The other similar occasion was at village in Belgium in 2015, where my wife and I had been browsing around a village jumble sale. When it was time to leave we split up, walking separate ways back to our car. I was walking along one of the narrow stall-lined lanes in the village, peering at all the wares as I went, when a couple with a pram shoved roughly past me, forcing me away from the stalls. I started to move back towards the stalls when a young boy pushed a toy car straight at me, making me change course again. For some reason I started feeling mildly uneasy. The feeling turned into a strong sense that I should get back to Sylvia. About 10 paces further on I was glancing at a table piled with odds and ends when, as I looked, a sudden gust of wind cut through what had been calm air and caught the paper tablecloth, sending seashells and other stuff crashing to the cobbles. I had to stop. I felt overwhelmingly concerned about Sylvia: so much so that I felt compelled to send her a text asking if she was OK. When she replied, a minute or two later, that she was fine, my apprehension subsided. A while after that we met up on the way to the car. “You should have seen this idiot back there!” Sylvia said. “He was talking on his phone as he was backing his car and he nearly ran me over. He actually hit my arm. I thumped his car and told him off. Idiot!” When was this, I asked her.” Just after you sent that text,” she said.

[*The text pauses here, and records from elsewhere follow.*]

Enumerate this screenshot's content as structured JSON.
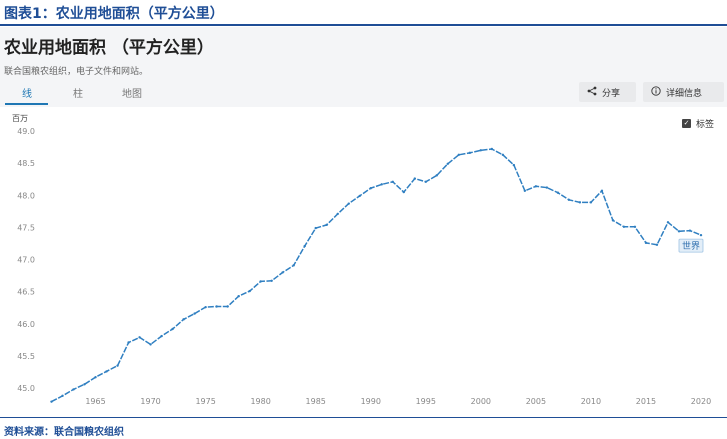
{
  "figure_title": "图表1：农业用地面积（平方公里）",
  "page_title": "农业用地面积 （平方公里）",
  "source": "联合国粮农组织，电子文件和网站。",
  "tabs": [
    {
      "label": "线",
      "active": true
    },
    {
      "label": "柱",
      "active": false
    },
    {
      "label": "地图",
      "active": false
    }
  ],
  "toolbar": {
    "share": "分享",
    "details": "详细信息",
    "share_icon": "share-icon",
    "details_icon": "info-icon"
  },
  "label_toggle": {
    "label": "标签",
    "checked": true
  },
  "footer": "资料来源：联合国粮农组织",
  "colors": {
    "line": "#2f7fc1",
    "title": "#1f4e96",
    "accent": "#1f77b4"
  },
  "chart_data": {
    "type": "line",
    "ylabel": "百万",
    "ylim": [
      44.8,
      49.0
    ],
    "yticks": [
      "49.0",
      "48.5",
      "48.0",
      "47.5",
      "47.0",
      "46.5",
      "46.0",
      "45.5",
      "45.0"
    ],
    "xlim": [
      1960.5,
      2021
    ],
    "xticks": [
      "1965",
      "1970",
      "1975",
      "1980",
      "1985",
      "1990",
      "1995",
      "2000",
      "2005",
      "2010",
      "2015",
      "2020"
    ],
    "grid": false,
    "series": [
      {
        "name": "世界",
        "x": [
          1961,
          1962,
          1963,
          1964,
          1965,
          1966,
          1967,
          1968,
          1969,
          1970,
          1971,
          1972,
          1973,
          1974,
          1975,
          1976,
          1977,
          1978,
          1979,
          1980,
          1981,
          1982,
          1983,
          1984,
          1985,
          1986,
          1987,
          1988,
          1989,
          1990,
          1991,
          1992,
          1993,
          1994,
          1995,
          1996,
          1997,
          1998,
          1999,
          2000,
          2001,
          2002,
          2003,
          2004,
          2005,
          2006,
          2007,
          2008,
          2009,
          2010,
          2011,
          2012,
          2013,
          2014,
          2015,
          2016,
          2017,
          2018,
          2019,
          2020
        ],
        "values": [
          44.79,
          44.88,
          44.98,
          45.06,
          45.17,
          45.26,
          45.35,
          45.71,
          45.79,
          45.68,
          45.81,
          45.92,
          46.07,
          46.16,
          46.26,
          46.27,
          46.27,
          46.43,
          46.51,
          46.66,
          46.67,
          46.8,
          46.91,
          47.21,
          47.49,
          47.54,
          47.71,
          47.87,
          47.99,
          48.11,
          48.17,
          48.21,
          48.05,
          48.26,
          48.21,
          48.31,
          48.49,
          48.63,
          48.66,
          48.7,
          48.72,
          48.63,
          48.47,
          48.07,
          48.14,
          48.12,
          48.04,
          47.93,
          47.89,
          47.89,
          48.07,
          47.61,
          47.51,
          47.51,
          47.26,
          47.23,
          47.58,
          47.44,
          47.45,
          47.38
        ]
      }
    ]
  }
}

If you grant that these instances represent something more than odd coincidences then, like me, you are conceding that there is much in the world that can’t be explained. My life has not exactly been filled with strange experiences of this kind, but just enough have happened to make me wary of assuming things are as they appear on the surface.

The sound of breaking glass

Another strange incident was witnessed by my wife and I together. We were sitting in our front courtyard, having a cup of tea, when we heard a very loud noise of breaking glass. It sounded as if a large mirror or window had shattered to pieces very nearby. We raced inside, expecting to find a mess of glass but there was nothing. We checked with our neighbour, in case it came from her house. Again, nothing.

The next day we were at Teralba, visiting a second-hand shop. We were both inside the shop, although in slightly different parts. A very loud noise startled us again, coming distinctly from the front of the shop. The shop owner said it must have been her sign blowing over again, but when we all went outside there was no trace of anything that might have made the noise. When we thought about the two incidents, Sylvia and I both wondered if they had anything to do with the recent death of a neighbour, to whom we had been quite close. That night Sylvia had a dream in which the neighbour appeared, packing a suitcase. Sylvia asked him where he was going and he told her he was leaving. He didn’t approve of changes the new owners of his house were making, he said, and couldn’t bear to remain. I later read that breaking glass noises were sometimes associated with poltergeist activity, but both of us remain at least partly convinced that the noises were somehow connected with our late neighbour.

Call me superstitious. But these strange episodes and a few others like them have had a big effect on the way I view the world.